LET’S SAVE NITA FROM COLLAPSE
IN an effort to promote e-governance in Ghana, the government in 2008, began an e-Ghana project to implement the nation’s information technology (IT) policies.
In furtherance of this objective, the government by Act 771, established the National Information Technology Agency (NITA), to among others, lead and regulate as well as ensure the provision of quality information communications technology, promote standards of efficiency and ensure high quality of service.
NITA basically is mandated to champion the e-government which is an essential component of the e-Ghana project, by contributing to improved efficiency, transparency and accountability in selected government functions.
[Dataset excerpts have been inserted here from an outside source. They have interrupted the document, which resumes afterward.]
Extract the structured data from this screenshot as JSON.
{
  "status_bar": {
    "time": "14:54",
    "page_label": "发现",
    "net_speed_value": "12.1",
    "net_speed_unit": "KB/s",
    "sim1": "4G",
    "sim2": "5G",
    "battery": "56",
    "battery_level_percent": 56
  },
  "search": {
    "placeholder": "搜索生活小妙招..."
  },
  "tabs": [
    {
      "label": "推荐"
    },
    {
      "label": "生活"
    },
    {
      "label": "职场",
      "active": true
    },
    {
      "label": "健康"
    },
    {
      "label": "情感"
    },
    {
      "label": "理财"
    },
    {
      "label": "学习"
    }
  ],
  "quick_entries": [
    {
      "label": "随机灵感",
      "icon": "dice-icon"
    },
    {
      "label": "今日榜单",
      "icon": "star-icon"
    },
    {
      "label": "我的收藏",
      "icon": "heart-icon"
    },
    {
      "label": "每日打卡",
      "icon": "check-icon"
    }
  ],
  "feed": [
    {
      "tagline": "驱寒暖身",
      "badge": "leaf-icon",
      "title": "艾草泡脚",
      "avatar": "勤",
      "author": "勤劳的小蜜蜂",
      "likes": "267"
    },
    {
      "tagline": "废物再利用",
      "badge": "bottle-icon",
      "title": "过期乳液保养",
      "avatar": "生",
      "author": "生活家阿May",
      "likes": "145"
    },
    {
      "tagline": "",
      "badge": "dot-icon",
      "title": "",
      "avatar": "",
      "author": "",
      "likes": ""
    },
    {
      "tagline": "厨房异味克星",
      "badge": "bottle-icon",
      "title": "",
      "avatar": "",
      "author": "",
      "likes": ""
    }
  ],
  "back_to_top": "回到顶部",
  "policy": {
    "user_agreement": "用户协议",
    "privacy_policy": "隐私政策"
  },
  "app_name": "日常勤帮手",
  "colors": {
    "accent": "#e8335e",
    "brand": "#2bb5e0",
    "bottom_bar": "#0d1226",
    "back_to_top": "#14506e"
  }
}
The agency as part of its functions provides IT solutions to Ministries, Departments and Agencies (MDAs) to improve efficiency and productivity.
Unfortunately, almost all the MDAs including district assemblies, security agencies, Accountant General’s Department as well as many others are reported to be indebted to NITA.
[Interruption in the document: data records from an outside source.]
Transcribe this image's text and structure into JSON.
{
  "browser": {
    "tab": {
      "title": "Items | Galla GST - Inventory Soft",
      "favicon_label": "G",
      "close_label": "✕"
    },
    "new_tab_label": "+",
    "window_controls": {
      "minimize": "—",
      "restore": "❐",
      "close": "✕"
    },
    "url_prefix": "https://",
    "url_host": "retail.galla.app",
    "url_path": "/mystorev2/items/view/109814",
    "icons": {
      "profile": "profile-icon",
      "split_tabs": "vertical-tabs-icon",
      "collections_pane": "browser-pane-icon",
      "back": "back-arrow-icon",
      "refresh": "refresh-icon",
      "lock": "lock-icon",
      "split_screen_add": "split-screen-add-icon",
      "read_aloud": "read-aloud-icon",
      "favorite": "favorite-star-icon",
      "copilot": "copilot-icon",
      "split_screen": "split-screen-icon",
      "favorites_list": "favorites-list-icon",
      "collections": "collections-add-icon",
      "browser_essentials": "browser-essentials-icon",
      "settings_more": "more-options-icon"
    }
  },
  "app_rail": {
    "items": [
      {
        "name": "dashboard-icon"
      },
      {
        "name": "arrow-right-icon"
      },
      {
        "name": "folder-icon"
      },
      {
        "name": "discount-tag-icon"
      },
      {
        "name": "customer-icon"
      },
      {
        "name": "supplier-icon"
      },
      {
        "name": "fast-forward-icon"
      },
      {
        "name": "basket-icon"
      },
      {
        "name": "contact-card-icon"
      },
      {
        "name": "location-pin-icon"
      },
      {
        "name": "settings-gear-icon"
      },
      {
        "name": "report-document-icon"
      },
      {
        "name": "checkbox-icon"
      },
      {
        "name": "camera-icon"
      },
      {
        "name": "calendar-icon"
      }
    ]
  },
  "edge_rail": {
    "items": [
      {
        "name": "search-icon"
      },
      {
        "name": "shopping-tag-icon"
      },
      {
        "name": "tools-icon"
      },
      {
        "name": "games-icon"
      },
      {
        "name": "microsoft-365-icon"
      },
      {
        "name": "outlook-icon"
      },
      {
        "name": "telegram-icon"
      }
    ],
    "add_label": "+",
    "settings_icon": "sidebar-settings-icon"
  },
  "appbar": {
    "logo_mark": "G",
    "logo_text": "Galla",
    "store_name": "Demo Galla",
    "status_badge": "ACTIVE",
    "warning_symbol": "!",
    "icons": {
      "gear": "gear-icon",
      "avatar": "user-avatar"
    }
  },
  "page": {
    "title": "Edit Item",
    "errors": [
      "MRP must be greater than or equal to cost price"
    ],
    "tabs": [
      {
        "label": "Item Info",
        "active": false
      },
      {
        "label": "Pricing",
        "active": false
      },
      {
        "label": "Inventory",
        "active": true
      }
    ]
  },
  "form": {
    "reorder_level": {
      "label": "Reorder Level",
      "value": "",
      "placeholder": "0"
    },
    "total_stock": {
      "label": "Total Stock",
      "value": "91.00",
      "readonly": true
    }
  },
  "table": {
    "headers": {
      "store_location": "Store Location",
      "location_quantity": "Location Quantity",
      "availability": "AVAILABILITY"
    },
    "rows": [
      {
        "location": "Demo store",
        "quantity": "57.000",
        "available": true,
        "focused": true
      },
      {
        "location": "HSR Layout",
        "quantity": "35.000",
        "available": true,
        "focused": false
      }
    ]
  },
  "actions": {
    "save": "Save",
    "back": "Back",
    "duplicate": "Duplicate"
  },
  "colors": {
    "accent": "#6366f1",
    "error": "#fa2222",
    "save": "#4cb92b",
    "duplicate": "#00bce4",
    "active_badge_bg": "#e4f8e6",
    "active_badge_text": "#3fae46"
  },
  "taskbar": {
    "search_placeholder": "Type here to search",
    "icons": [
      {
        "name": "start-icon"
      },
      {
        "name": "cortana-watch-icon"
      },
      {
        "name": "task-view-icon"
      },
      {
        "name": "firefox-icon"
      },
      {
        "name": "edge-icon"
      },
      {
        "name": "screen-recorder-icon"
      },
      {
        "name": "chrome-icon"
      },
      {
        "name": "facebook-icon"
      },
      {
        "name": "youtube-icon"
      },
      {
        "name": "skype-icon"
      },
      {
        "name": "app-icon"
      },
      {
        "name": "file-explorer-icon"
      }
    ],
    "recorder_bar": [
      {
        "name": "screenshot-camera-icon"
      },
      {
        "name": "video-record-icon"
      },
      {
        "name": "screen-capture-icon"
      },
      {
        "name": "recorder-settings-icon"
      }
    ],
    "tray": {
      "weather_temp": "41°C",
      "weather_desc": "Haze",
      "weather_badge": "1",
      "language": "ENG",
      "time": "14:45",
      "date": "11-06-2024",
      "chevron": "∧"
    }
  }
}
According to the Minister of Communications, Ursula Owusu-Ekuful, the agency is unable to provide services as mandated due to non-payment by MDAs amounting to GH¢13million.
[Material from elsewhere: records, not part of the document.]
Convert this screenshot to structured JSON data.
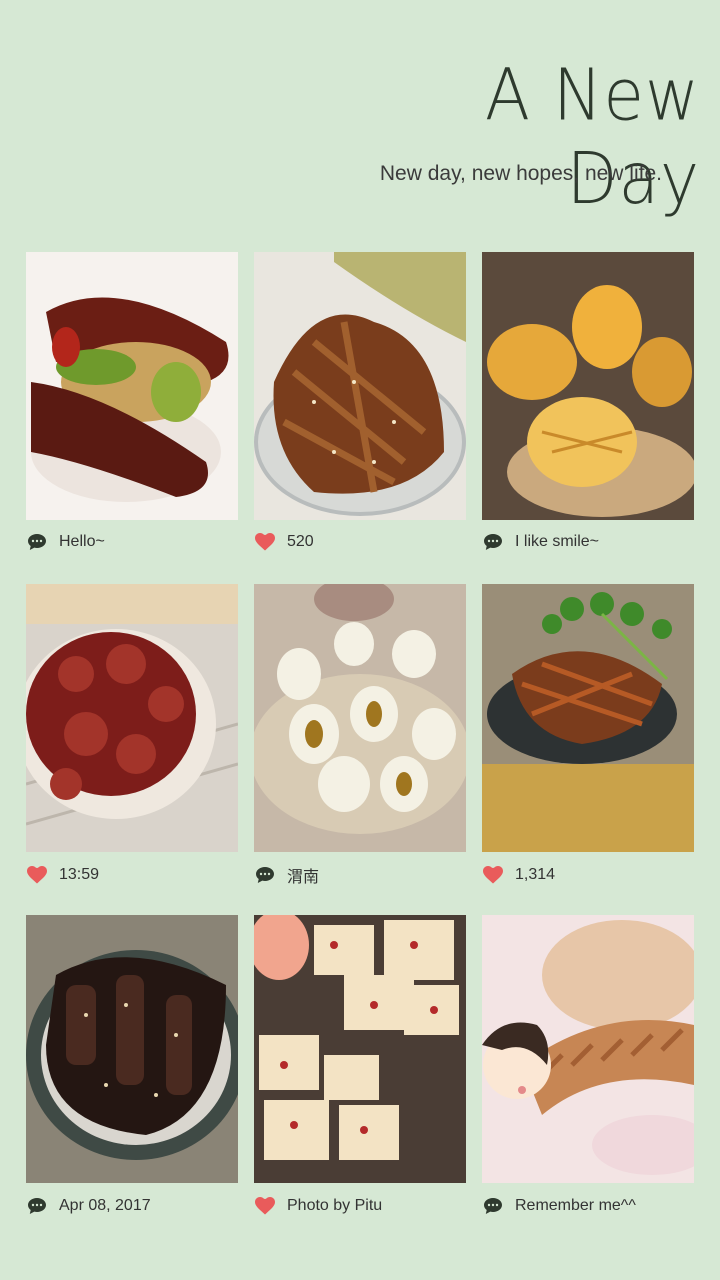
{
  "header": {
    "title": "A New Day",
    "subtitle": "New day, new hopes, new life."
  },
  "grid": [
    {
      "caption": "Hello~",
      "icon": "comment-icon"
    },
    {
      "caption": "520",
      "icon": "heart-icon"
    },
    {
      "caption": "I like smile~",
      "icon": "comment-icon"
    },
    {
      "caption": "13:59",
      "icon": "heart-icon"
    },
    {
      "caption": "渭南",
      "icon": "comment-icon"
    },
    {
      "caption": "1,314",
      "icon": "heart-icon"
    },
    {
      "caption": "Apr 08, 2017",
      "icon": "comment-icon"
    },
    {
      "caption": "Photo by Pitu",
      "icon": "heart-icon"
    },
    {
      "caption": "Remember me^^",
      "icon": "comment-icon"
    }
  ],
  "colors": {
    "background": "#d6e8d4",
    "heart": "#e95b5b",
    "comment": "#2f3a2f"
  }
}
She said NITA was “financially, crippled and was no more in a position to continue providing the service it was mandated to do.
“It is a worrying situation for NITA and this threatens its mandate to provide IT solutions to the public sector. At this point, NITA cannot shoulder the burden any longer. We need the agency to help us just as we help them to improve efficiency in the delivery of services” she pointed out.
It is very unfortunate that NITA finds itself in this position at the time that the country is moving towards the use of information and communications technology in our everyday life.
The Ghanaian Times is concerned that while other countries are making headway in the use of technology, the major provider of IT solutions to the country’s public sector should be brought on its knees through non-payment for the services rendered them.
We think that it is not in the interest of the country to allow such an institution to be crippled by debt owed it by the MDAs.
We are, therefore, in full support of the suggestions made by the Communications Minister that the Ministry of Finance makes upfront payments on behalf of the MDAs for use of internet data and IT related services.
The suggestion, if accepted would no doubt enable NITA to receive payments for services rendered and enable it carry out its mandate.
We must not allow NITA to continue to suffer from non-payment for services rendered to MDAs. It is a very important state agency that must be saved and protected.